Thursday, May 3, 2012





I didn't go over it, I got through it.




Yeah, I know it's hard to remember, the people we used to be, it's even harder to picture that you're not here next to me. You say it's too late to make it, but is it too late to try? and in our time that you wasted; all of our bridges burned down, I've wasted my nights, you turned out the lights and now I'm paralyzed. Still stuck in that time when we called it love but even the sun sets in paradise.


Sports day's a blast, so many great memories and pictures! we hit a perfect routine. and its just a performance, long way more to go. NYD, Cheer Clinic, Cheer 12, Charms Cheerleading Competition.
















^ Most favorite photo of Sports Day '12! <3 2012 base.



With green cheeries!

Charity dinner: fun + hectic  + memorable. should i say to be heartbroken or heart mended? I have totally no idea. but if i had a chance, i would relive it and edit some mistakes i did. choices and decisions to be changed. so i wont have to live the dull life i am in now. why? i dont know. i am not even sure if my feelings are positively correct. and what my heart tells me to do? it is both. so how can i?



















cause bow/ ties are too mainstream!





im a perfect arm rest.



only 6 people from our class went. ^







Rayvens '12!







^ the best picture of all. congrats to yinthyme and bryan! :'D



So, ups and downs lately. Misunderstanding, impatient and confused. Sour faces, bad moods, stressed out life. 3rd pimple popping out because of all this hectic stuff going on. Busy, busy, busy. I just wish that I'd a time machine, relive that moment, undo somethings, edit some decision making, have fun with someone else. Cause if i had the chance to, i would. Now, I'm just living the pain of making the wrong choice and I didnt even know I made it all horrible like this. Feel like killing myself for making this stupid way to happen. ugh. Headaches nowadays, what happened?

Even feeling lonelier and more lonelier every single day. No one to eat with, no one to talk to. just silence the whole long way at home. Even HOME, the place where everyone you truly love lives, i can talk to no one cause these days, it's just me at home. why did all this suddenly happen? Why do i have this sudden feeling of everyone else's feeling? Like I'm someone else and i'm imagining more things. Like I'm not myself anymore. Magic? or is it the headache? Getting weird visions lately. What's wrong with me? sigh.

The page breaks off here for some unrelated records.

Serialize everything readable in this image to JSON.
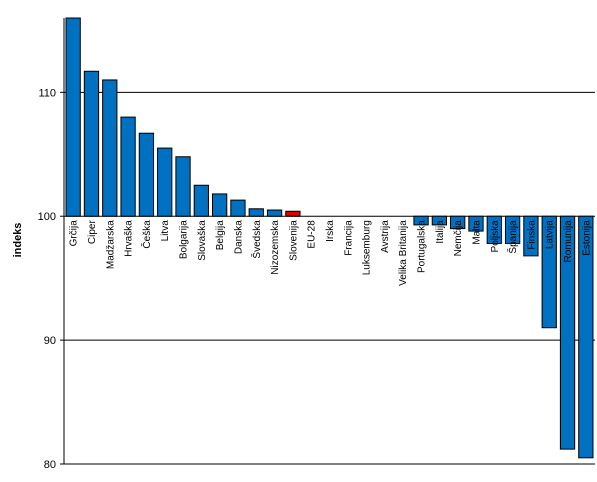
{
  "chart_data": {
    "type": "bar",
    "ylabel": "indeks",
    "ylim": [
      80,
      116
    ],
    "yticks": [
      80,
      90,
      100,
      110
    ],
    "baseline": 100,
    "grid": true,
    "colors": {
      "bar": "#0070C0",
      "highlight": "#E00000",
      "outline": "#000000"
    },
    "highlight_category": "Slovenija",
    "categories": [
      "Grčija",
      "Ciper",
      "Madžarska",
      "Hrvaška",
      "Češka",
      "Litva",
      "Bolgarija",
      "Slovaška",
      "Belgija",
      "Danska",
      "Švedska",
      "Nizozemska",
      "Slovenija",
      "EU-28",
      "Irska",
      "Francija",
      "Luksemburg",
      "Avstrija",
      "Velika Britanija",
      "Portugalska",
      "Italija",
      "Nemčija",
      "Malta",
      "Poljska",
      "Španija",
      "Finska",
      "Latvija",
      "Romunija",
      "Estonija"
    ],
    "values": [
      116.0,
      111.7,
      111.0,
      108.0,
      106.7,
      105.5,
      104.8,
      102.5,
      101.8,
      101.3,
      100.6,
      100.5,
      100.4,
      100.0,
      100.0,
      100.0,
      100.0,
      100.0,
      100.0,
      99.3,
      99.3,
      99.0,
      98.8,
      97.8,
      97.8,
      96.8,
      91.0,
      81.2,
      80.5
    ]
  }
}
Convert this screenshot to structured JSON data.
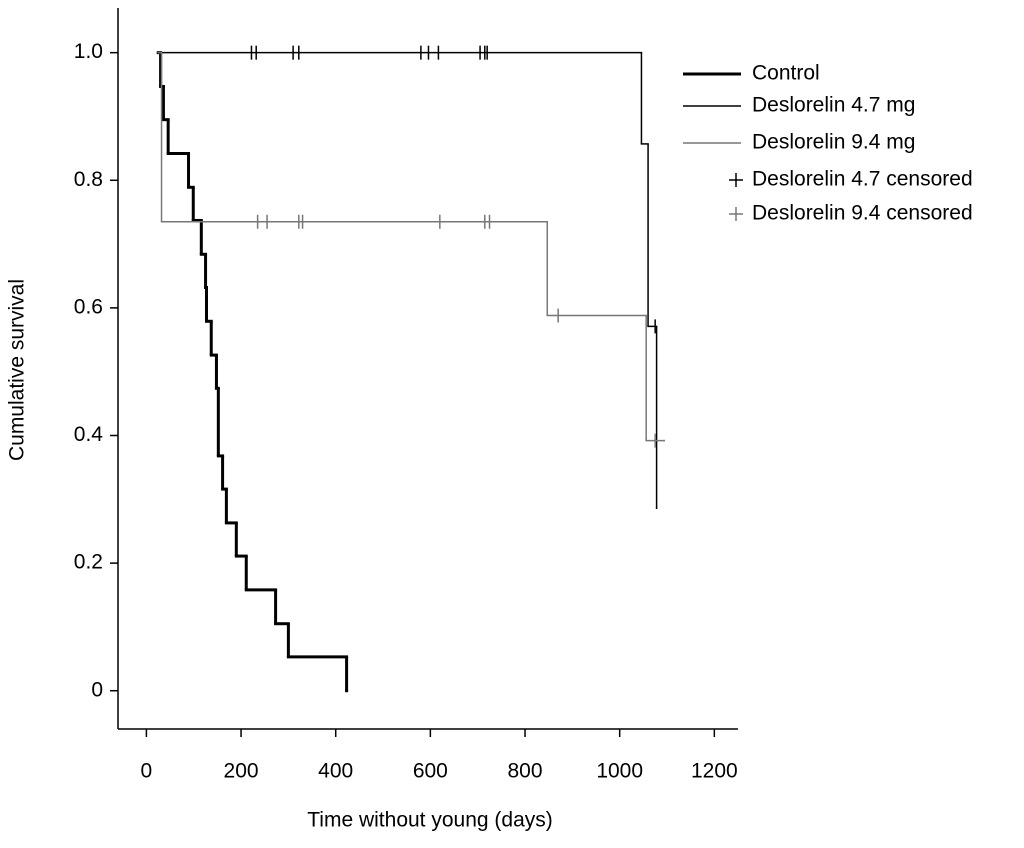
{
  "chart_data": {
    "type": "step",
    "xlabel": "Time without young (days)",
    "ylabel": "Cumulative survival",
    "xlim": [
      -60,
      1250
    ],
    "ylim": [
      -0.06,
      1.07
    ],
    "xticks": [
      0,
      200,
      400,
      600,
      800,
      1000,
      1200
    ],
    "yticks": [
      0,
      0.2,
      0.4,
      0.6,
      0.8,
      {
        "value": 1,
        "label": "1.0"
      }
    ],
    "legend": "upper right",
    "series": [
      {
        "name": "Control",
        "kind": "step",
        "color": "#000000",
        "linewidth": 3,
        "x": [
          25,
          30,
          36,
          46,
          89,
          99,
          116,
          125,
          127,
          137,
          148,
          152,
          161,
          169,
          190,
          211,
          273,
          300,
          423
        ],
        "values": [
          1.0,
          0.947,
          0.895,
          0.842,
          0.789,
          0.737,
          0.684,
          0.632,
          0.579,
          0.526,
          0.474,
          0.368,
          0.316,
          0.263,
          0.211,
          0.158,
          0.105,
          0.053,
          0
        ]
      },
      {
        "name": "Deslorelin 4.7 mg",
        "kind": "step",
        "color": "#000000",
        "linewidth": 1.5,
        "x": [
          25,
          1046,
          1060,
          1078
        ],
        "values": [
          1.0,
          0.857,
          0.571,
          0.286
        ]
      },
      {
        "name": "Deslorelin 9.4 mg",
        "kind": "step",
        "color": "#777777",
        "linewidth": 1.5,
        "x": [
          25,
          32,
          847,
          1056,
          1094
        ],
        "values": [
          1.0,
          0.735,
          0.588,
          0.392,
          0.392
        ]
      },
      {
        "name": "Deslorelin 4.7 censored",
        "kind": "censored",
        "color": "#000000",
        "linewidth": 1.5,
        "x": [
          222,
          232,
          310,
          322,
          580,
          596,
          617,
          705,
          715,
          720,
          1075
        ],
        "values": [
          1.0,
          1.0,
          1.0,
          1.0,
          1.0,
          1.0,
          1.0,
          1.0,
          1.0,
          1.0,
          0.571
        ]
      },
      {
        "name": "Deslorelin 9.4 censored",
        "kind": "censored",
        "color": "#777777",
        "linewidth": 1.5,
        "x": [
          235,
          255,
          322,
          330,
          620,
          715,
          725,
          870,
          1075
        ],
        "values": [
          0.735,
          0.735,
          0.735,
          0.735,
          0.735,
          0.735,
          0.735,
          0.588,
          0.392
        ]
      }
    ]
  }
}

Suppose to be studying now, but what really is the point? If i do, im gonna forget it, and even if i do, i won't be able to top off the others. just taking my time off. my brain feels so saturated and full of information. Not enough of sleep every night. been waking up at 5 again. I'm sleep deprived and ugh dont mention it :( stress the whole way. and im not the type of girl who gets stressed easily. Cheer 12 is in a month, thats gonna give me more of those. it's hundreds of people. HUNDREDS. H=U-N-D-R-E-D-S of people E-X-P-E-C-T-I-N-G from you and hoping that we wont D-I-S-A-P-P-O-I-N-T them with our performance we have been preparing for N-I-N-E months. the fear of disappointing their expectations are the WORST. Hundreds of people counting on you to retain the title and even the school board and principal. Pressure is kill.

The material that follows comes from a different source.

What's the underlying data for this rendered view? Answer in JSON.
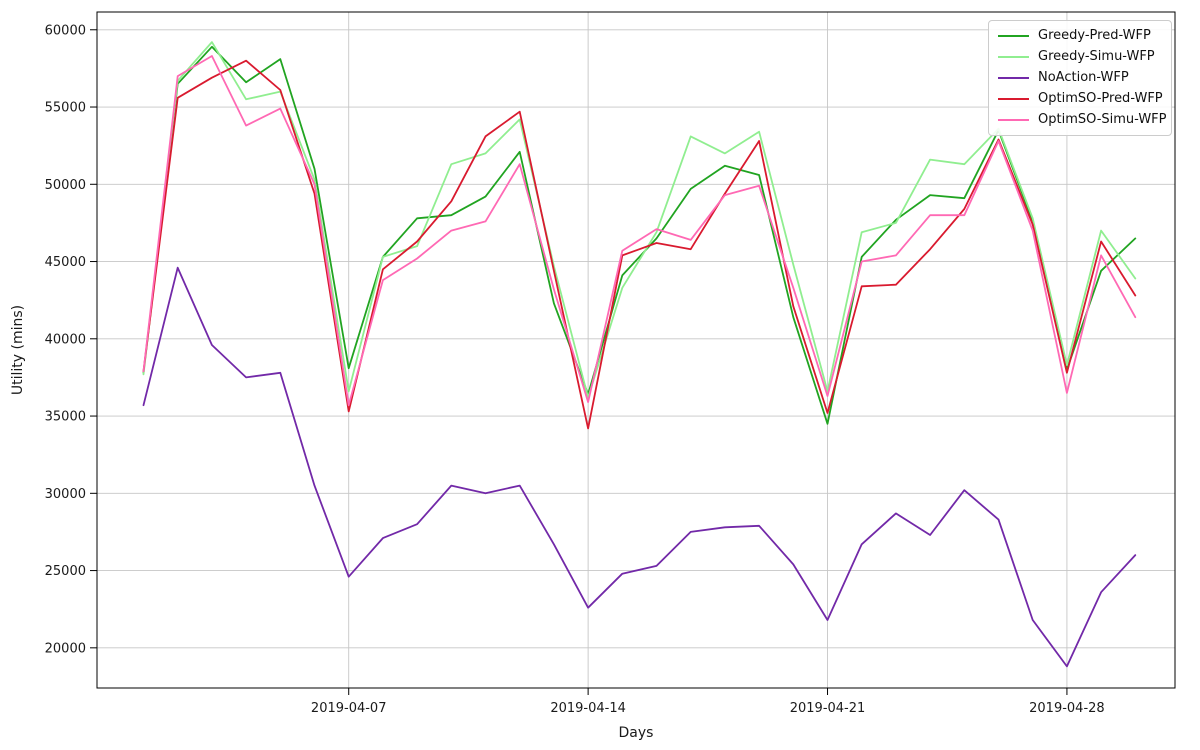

Ahhhh, i know i ve mentioned to appreciate life and all. but sometimes it can get abit too lonely that you separate yourself in the outside world not only from your friends but your closest soul mates. I dont even talk at home, not even a single sentence unless I'm asked. never. cause no one cares? everyone's too busy with their own business. and also getting annoyed by alot of things. irresponsible, rude, annoying, frustrating, troublesome, noisy, lazy people. if you have done a mistake, please, correct it as you may. don't just leave your trash hanging over there and expect someone to pick it up for you. because im always the one who picks things up. bottle my feelings up, hide my anger inside. ugh. it burns like fire and hell inside my  heart to want to punch that face and correct you.

If there is two last wishes in the world, i would wish for my whole family to be healthy and safe. I would also wish for my life to be how I want it to and stop all this shit to happen. It really sickens me already, again and again. I've been too strong to take another one but I'm too weak to continue taking it in. No words can fucking describe how worn out, tired and sad i feel now. 

Goodnight and good luck to all for Mid Terms.